A mediados de diciembre falleció Manuel Seco a los 93 años. Yo, que sigo en Twitter a muchos profesionales del lenguaje (profesores de lengua, traductores, correctores, escritores, periodistas), pude comprobar cómo se me llenaba la red de mensajes de agradecimiento al lexicógrafo. Es posible que algunas personas, ajenas a este mundo, llegaran a la conclusión de que todos estos profesionales acudían a los diccionarios para asegurarse de que las palabras que usaban eran correctas. Nada más lejos de la realidad. Los diccionarios no sirven para eso.
Permitidme una metáfora. Al final del camino amarillo los compañeros de Dorothy esperaban encontrar a un mago que les ofreciera todo aquello de lo que creían carecer: inteligencia, valor, un corazón… pero cuando llegan al destino resulta que todo lo que buscaban estaba en su interior. De un modo similar, algunos hablantes creen que los diccionarios son una especie de sanedrín mágico en el que se decide si las palabras existen o no. Pero la existencia de las palabras solo tiene que ver con el uso que los hablantes le dan. Los diccionarios son otra cosa.
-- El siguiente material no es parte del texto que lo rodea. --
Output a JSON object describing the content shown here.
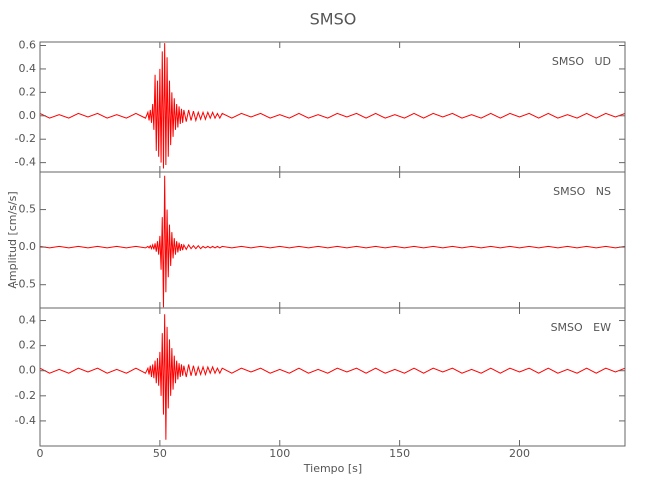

Manuel Seco lo sabía bien. No en vano, para trabajar en su diccionario, empresa que le llevó la friolera de tres décadas, no se sirvió de la consulta de otros diccionarios (algo habitual en la empresa lexicográfica), sino que se nutrió de documentación real. El valor de las palabras está en el uso que de ella hacen los hablantes. Por eso un diccionario es siempre una obra inacabada, que requiere de renovación y ampliación constante. Que una palabra que se usa no esté en el diccionario no nos dice nada acerca de ella, sino únicamente del carácter inconcluso de aquel.
Pero, si no certifican la existencia de las palabras, ¿para qué sirven, entonces, los diccionarios? La respuesta no es una sola, porque no existe un único tipo de diccionario. Los que hicieron famoso a Manuel Seco, El diccionario del español actual y El diccionario de dudas y dificultades de la lengua española, tienen un valor sobre cualquier otro: la precisión. Las palabras en el cerebro de los hablantes tienden a tener límites difusos. Sin embargo, cuando uno necesita transmitir algo importante, debe hacerlo con el rigor y la minuciosidad del cirujano. No importa que se trate de una receta de cocina, una noticia económica, un pensamiento político o la descripción de un paisaje.
En cualquier ámbito en el que la información sea relevante, el diccionario es un aliado que nos permite inocular en la mente de nuestros lectores exactamente aquello que les queríamos transmitir y ninguna otra cosa. Especialmente importante es este asunto cuando lo que estamos haciendo es transmitir las ideas de otros, traduciéndolas de otra lengua. Pues aquí son muchas las trampas, los falsos amigos, que debemos salvar para evitar cambiar el texto original. Los traductores lo saben bien y esa es la razón por la que trabajan siempre con los diccionarios a mano. Incluidos, por supuesto, los de sinónimos y antónimos. Ellos les iluminan no solo en el significado específico de las voces, sino en muchos otros asuntos, como en qué contextos se usan, con qué palabras se relacionan o en qué construcciones sintácticas aparecen. Abrir un buen diccionario es como tener la posibilidad de hacer una encuesta in situ a los hablantes de una lengua.
Con todo, la función que a mí más me seduce de los diccionarios es la de servir de lugar de encuentro. Si todos los libros nos permiten viajar a lugares y tiempos distantes, los diccionarios son las claves que nos permiten entendernos con el otro. Palabras que no usamos en nuestra variedad o acepciones desconocidas de las palabras que usamos son la llave para entender textos escritos fuera de mis pequeñas fronteras cotidianas. Los diccionarios de Seco se limitaban al español peninsular, pero eso no es lo habitual. Con otros diccionarios podemos volar a comer frijoles en un barrio de Ciudad de México o pasear por las orillas del Río de la Plata. Incluso podemos viajar en el tiempo. El diccionario histórico, en el que también trabajó el profesor, nos permite acceder a la mente de hablantes de otros siglos. Si es verdad que leyendo podemos vivir mil vidas, los diccionarios nos permiten vivirlas de una manera más plena.
Mamen Horno (Madrid, 1973) es profesora de lingüística en la Universidad de Zaragoza y miembro del grupo de investigación de referencia de la DGA
Psylex. En 2024 ha publicado el ensayo "Un cerebro lleno de palabras. Descubre cómo influye tu diccionario mental en lo que piensas y sientes" (Plataforma Editorial).